For a little background on the model 101’s history, my research reveals that it was first introduced in 1920 and production ended in 1932. During its twelve years of production only 230,475 machines were manufactured. Compared to every other model singer made, this is a relatively small number. Costing between $140.00 to $170.00 when it was introduced, it was most expensive machine Singer produced at the time. For this reason there are not a lot of these machines to be found and they are generally “missed” in the Singer model line.

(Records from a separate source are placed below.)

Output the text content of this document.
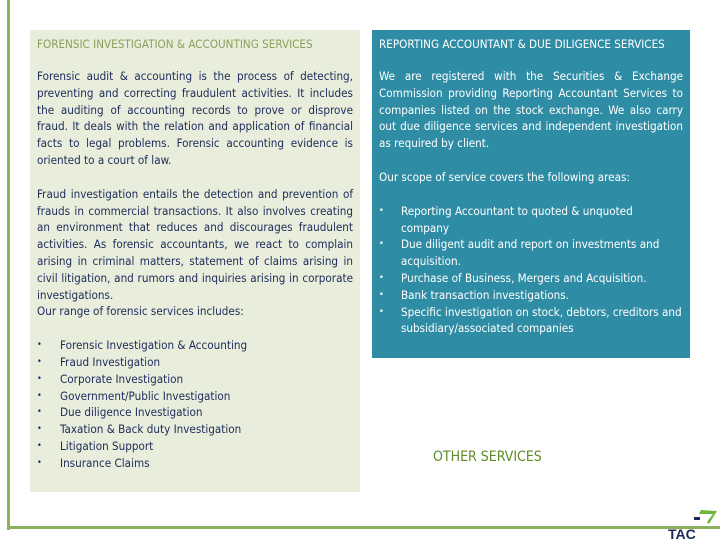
FORENSIC INVESTIGATION & ACCOUNTING SERVICES

Forensic audit & accounting is the process of detecting, preventing and correcting fraudulent activities. It includes the auditing of accounting records to prove or disprove fraud. It deals with the relation and application of financial facts to legal problems. Forensic accounting evidence is oriented to a court of law.

Fraud investigation entails the detection and prevention of frauds in commercial transactions. It also involves creating an environment that reduces and discourages fraudulent activities. As forensic accountants, we react to complain arising in criminal matters, statement of claims arising in civil litigation, and rumors and inquiries arising in corporate investigations.

Our range of forensic services includes:
• Forensic Investigation & Accounting
• Fraud Investigation
• Corporate Investigation
• Government/Public Investigation
• Due diligence Investigation
• Taxation & Back duty Investigation
• Litigation Support
• Insurance Claims
REPORTING ACCOUNTANT & DUE DILIGENCE SERVICES

We are registered with the Securities & Exchange Commission providing Reporting Accountant Services to companies listed on the stock exchange. We also carry out due diligence services and independent investigation as required by client.

Our scope of service covers the following areas:
• Reporting Accountant to quoted & unquoted company
• Due diligent audit and report on investments and acquisition.
• Purchase of Business, Mergers and Acquisition.
• Bank transaction investigations.
• Specific investigation on stock, debtors, creditors and subsidiary/associated companies
OTHER SERVICES
TAC
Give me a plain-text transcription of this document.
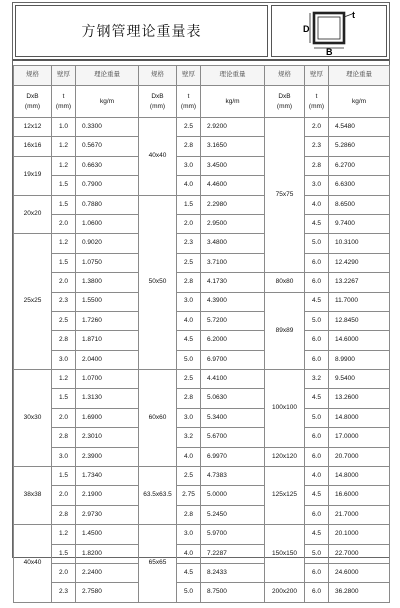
方钢管理论重量表	D
B
t
规格	壁厚	理论重量

DxB
(mm)	t
(mm)	kg/m
12x12	1.0	0.3300
16x16	1.2	0.5670
19x19	1.2	0.6630
	1.5	0.7900
20x20	1.5	0.7880
	2.0	1.0600
25x25	1.2	0.9020
	1.5	1.0750
	2.0	1.3800
	2.3	1.5500
	2.5	1.7260
	2.8	1.8710
	3.0	2.0400
30x30	1.2	1.0700
	1.5	1.3130
	2.0	1.6900
	2.8	2.3010
	3.0	2.3900
38x38	1.5	1.7340
	2.0	2.1900
	2.8	2.9730
40x40	1.2	1.4500
	1.5	1.8200
	2.0	2.2400
	2.3	2.7580
规格	壁厚	理论重量

DxB
(mm)	t
(mm)	kg/m
40x40	2.5	2.9200
	2.8	3.1650
	3.0	3.4500
	4.0	4.4600
50x50	1.5	2.2980
	2.0	2.9500
	2.3	3.4800
	2.5	3.7100
	2.8	4.1730
	3.0	4.3900
	4.0	5.7200
	4.5	6.2000
	5.0	6.9700
60x60	2.5	4.4100
	2.8	5.0630
	3.0	5.3400
	3.2	5.6700
	4.0	6.9970
63.5x63.5	2.5	4.7383
	2.75	5.0000
	2.8	5.2450
65x65	3.0	5.9700
	4.0	7.2287
	4.5	8.2433
	5.0	8.7500
规格	壁厚	理论重量

DxB
(mm)	t
(mm)	kg/m
75x75	2.0	4.5480
	2.3	5.2860
	2.8	6.2700
	3.0	6.6300
	4.0	8.6500
	4.5	9.7400
	5.0	10.3100
	6.0	12.4290
80x80	6.0	13.2267
89x89	4.5	11.7000
	5.0	12.8450
	6.0	14.6000
	6.0	8.9900
100x100	3.2	9.5400
	4.5	13.2600
	5.0	14.8000
	6.0	17.0000
120x120	6.0	20.7000
125x125	4.0	14.8000
	4.5	16.6000
	6.0	21.7000
150x150	4.5	20.1000
	5.0	22.7000
	6.0	24.6000
200x200	6.0	36.2800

The model 101 was Singer’s first domestic sewing machine specifically designed to be used as an electric sewing machine, unlike electrified sewing machines that were designed to be used as a treadle or hand cranked sewing machine and adapted to accommodate the use of an electric motor and light. It has a built-in (potted) motor that drives the sewing machine crankshaft via gears instead of the typical friction wheel or belt systems common to the time period.
The 101 the first Singer machine offered some innovations that distinguish it from every other domestic sewing machine at the time. Aside for being designed only to use electricity. It is the only domestic Singer sewing machine that uses an oil sump and wicking system to lubricate all the components under the bed of the machine. It is also the only machine that uses a removable bed plate so all cleaning and regular routine maintenance can be performed from the top side of the machine.
The stitch length is regulated by a rotary dial mounted on the bed plate surface beside the machines pillar. The 101 uses a 15×1 needle and a class 66 drop-in bobbin. The needle threads left to right same as the model 66’s and the 99’s.
The Stitch quality of the model 101 is known to match the stitch quality of the venerated model 201. The biggest disadvantage of the model 101 is that it does not have the capability to back tack.